Peşpeşe akaryakıt fiyatlarına getirilen zamlara, elektriğe yüzde 38 zammın her şeye sirayet edeceğine bakmadan emekli ücretlerine yapılacak zammın enflasyona sebep olacağı öne sürülüyor. İnadına dayatılan ve Diyanet’in de doğrudan “faiz olduğu” fetvası verdiği Kur Korumalı Mevduata 1 trilyon 300 milyar lira hebâ ettikten sonra.
Bu yüzden, “tarihin en ağır ekonomik krizi”nde bütün ikazlara rağmen bile bile sapılan çıkmaza karşı âdeta yeni iktidara gelmişler gibi çarpıtmaların ardı arkası kesilmiyor.
EKONOMİNİN AKIBETİNİ SORGULUYOR
2018’den bu yana “Ben ekonomistim, ekonominin sorumlusu benim ben!” iddiasıyla Cumhurbaşkanı’nın “tek kişilik yönetim” referandumunda “verin yetkiyi, bu kardeşiniz bakın enflasyonla, faizle, şunla - bunla nasıl baş edecek!” vaadlerinin “fos” çıkmasına karşı yeni yeni “aldatmalar”a başvuruluyor.
Ekonomistlerin tesbitiyle, 100 milyar dolar ekside olan Merkez Bankası’nın swap-borç paralarla “rezervi”nin arttığı ileri sürülürken daha önce “dolandırıcı” diye hakaretler savurduğu, ancak uluslararası finans merkezlerinden para bulması hesâbıyla ısrarla ekonominin başına getirdiği Bakan’ın “IMF’siz IMF politikası” tam gaz dayatılıyor.
Aslında Cumhurbaşkanı’nın emekli maaşlarına dair “Ne verirsek verelim enflasyon karşısında eriyecek” diye “dipsiz kuyu” yakınması, “Saray ekonomisi”nin iflasının ikrarıydı.
Bu yüzden, dolar garantili, Londra mahkemeleri teminatında tahkimli, 100 milyarlarca dolarlık ihaleleri alan sermayeye vergi muafiyetleri, borç silmeler ,kredi ve teşviklerle kıyaklar sunulurken, “yeni vergi yasası”nda yanlış politikalarla, azan israfla yaşanan derin ekonomik bunalımın bedeli yine dar ve sabit gelirlilere, emekli ve emekçiye ödetiliyor. “Çok kazanandan az, az kazanandan çok vergi tahsili” çarpıklığı sergileniyor.

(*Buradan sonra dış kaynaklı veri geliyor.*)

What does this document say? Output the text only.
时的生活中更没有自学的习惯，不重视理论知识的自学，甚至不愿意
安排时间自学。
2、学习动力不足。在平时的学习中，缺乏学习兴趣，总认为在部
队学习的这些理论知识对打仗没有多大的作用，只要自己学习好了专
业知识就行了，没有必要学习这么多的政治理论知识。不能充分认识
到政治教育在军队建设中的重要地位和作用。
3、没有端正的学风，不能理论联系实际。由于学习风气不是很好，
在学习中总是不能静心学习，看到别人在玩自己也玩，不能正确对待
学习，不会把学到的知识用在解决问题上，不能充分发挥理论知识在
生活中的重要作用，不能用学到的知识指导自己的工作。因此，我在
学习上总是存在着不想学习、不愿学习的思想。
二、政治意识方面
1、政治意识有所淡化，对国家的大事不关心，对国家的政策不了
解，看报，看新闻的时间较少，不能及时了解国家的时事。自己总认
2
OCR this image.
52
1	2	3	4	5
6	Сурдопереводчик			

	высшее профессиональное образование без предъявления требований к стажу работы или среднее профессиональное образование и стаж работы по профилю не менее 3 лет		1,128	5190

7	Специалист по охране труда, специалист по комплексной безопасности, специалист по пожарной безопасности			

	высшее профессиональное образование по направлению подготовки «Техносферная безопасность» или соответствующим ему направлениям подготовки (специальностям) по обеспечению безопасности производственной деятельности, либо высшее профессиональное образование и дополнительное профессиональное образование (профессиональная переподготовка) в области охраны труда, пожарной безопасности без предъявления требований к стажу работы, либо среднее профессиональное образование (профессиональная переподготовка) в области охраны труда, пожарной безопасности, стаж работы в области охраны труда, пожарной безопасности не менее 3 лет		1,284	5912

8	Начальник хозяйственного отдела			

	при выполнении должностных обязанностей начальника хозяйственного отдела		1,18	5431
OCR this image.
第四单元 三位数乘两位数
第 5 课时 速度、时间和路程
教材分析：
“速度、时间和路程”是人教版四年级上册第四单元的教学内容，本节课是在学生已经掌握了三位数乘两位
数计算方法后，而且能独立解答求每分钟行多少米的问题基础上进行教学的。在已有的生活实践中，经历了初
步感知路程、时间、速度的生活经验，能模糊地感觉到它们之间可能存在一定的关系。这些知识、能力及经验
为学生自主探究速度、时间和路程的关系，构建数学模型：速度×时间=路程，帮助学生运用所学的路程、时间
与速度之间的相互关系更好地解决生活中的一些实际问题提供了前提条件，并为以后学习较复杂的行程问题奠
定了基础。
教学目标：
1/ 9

Yıllardır “nereden getirirsen getir, sorulmayacak” diye her türlü istismara yol verildikten sonra Hazine Bakanı’nın “5 milyondan fazla harcamaları soracağız!” dönüşü, yolsuzluk, rüşvet, ihaleye fesad karıştırma, kamu malını yandaşlara peşkeşle kronikleşen hukuksuz; yatırım, üretim, istihdam ve şeffaflıktan yoksun “ekonomi”nin akıbetini ifşa ediyor.
“Kamuda tasarruf yasası”nın çıkarıldığı süreçte en son Saray’daki bir daire başkanının bir lüks tatil beldesinde iki kişilik yemeğe 168 bin lira hesap ödemesiyle gündeme gelen israfa karşı iktidar cenâhından yükselen tepkiler vaziyeti ele veriyor.
“MUGALÂTALAR DAĞILACAKTIR...”
Bu açıdan, Saraya yakınlığıyla bilinen bir iktidar partisi eski milletvekilinin pazar yerini gezdikten sonra “AKP döneminde, ‘tek kişilik rejim’de servetine servet katanlar’ın hangi politikaların sonucu olduğu soruluyor. “Bir yüzükle yola çıkanlar”ın ranta dayalı denetimsiz “ekonomi”yle servet transferi yapılan, “Boğaz’da bir kafede 10 bin lira verip kalkan” bir yığın “yeni şımarık zengini” türettiği sorgulanıyor.
Bundandır ki tam bir siyasi pişkinlikle ekonomiden eğitime, sağlıktan sanayiye, tarımdan dış politikaya bütün alanlardaki iflasa başkaları sebep olmuş yanıltmaları yapılıyor.
Ne var ki artık tahta çivi tutmuyor. Tek “hedefleri” ağır ekonomik çöküşü zamana yayıp zaman kazanmak, koltukta kalmakla siyasi ömürlerini uzatmak olan iktidardakiler artık “yeni oyun” kuramıyor. Millet artık aldatmaya, yalana, hayale, hileye kanmıyor.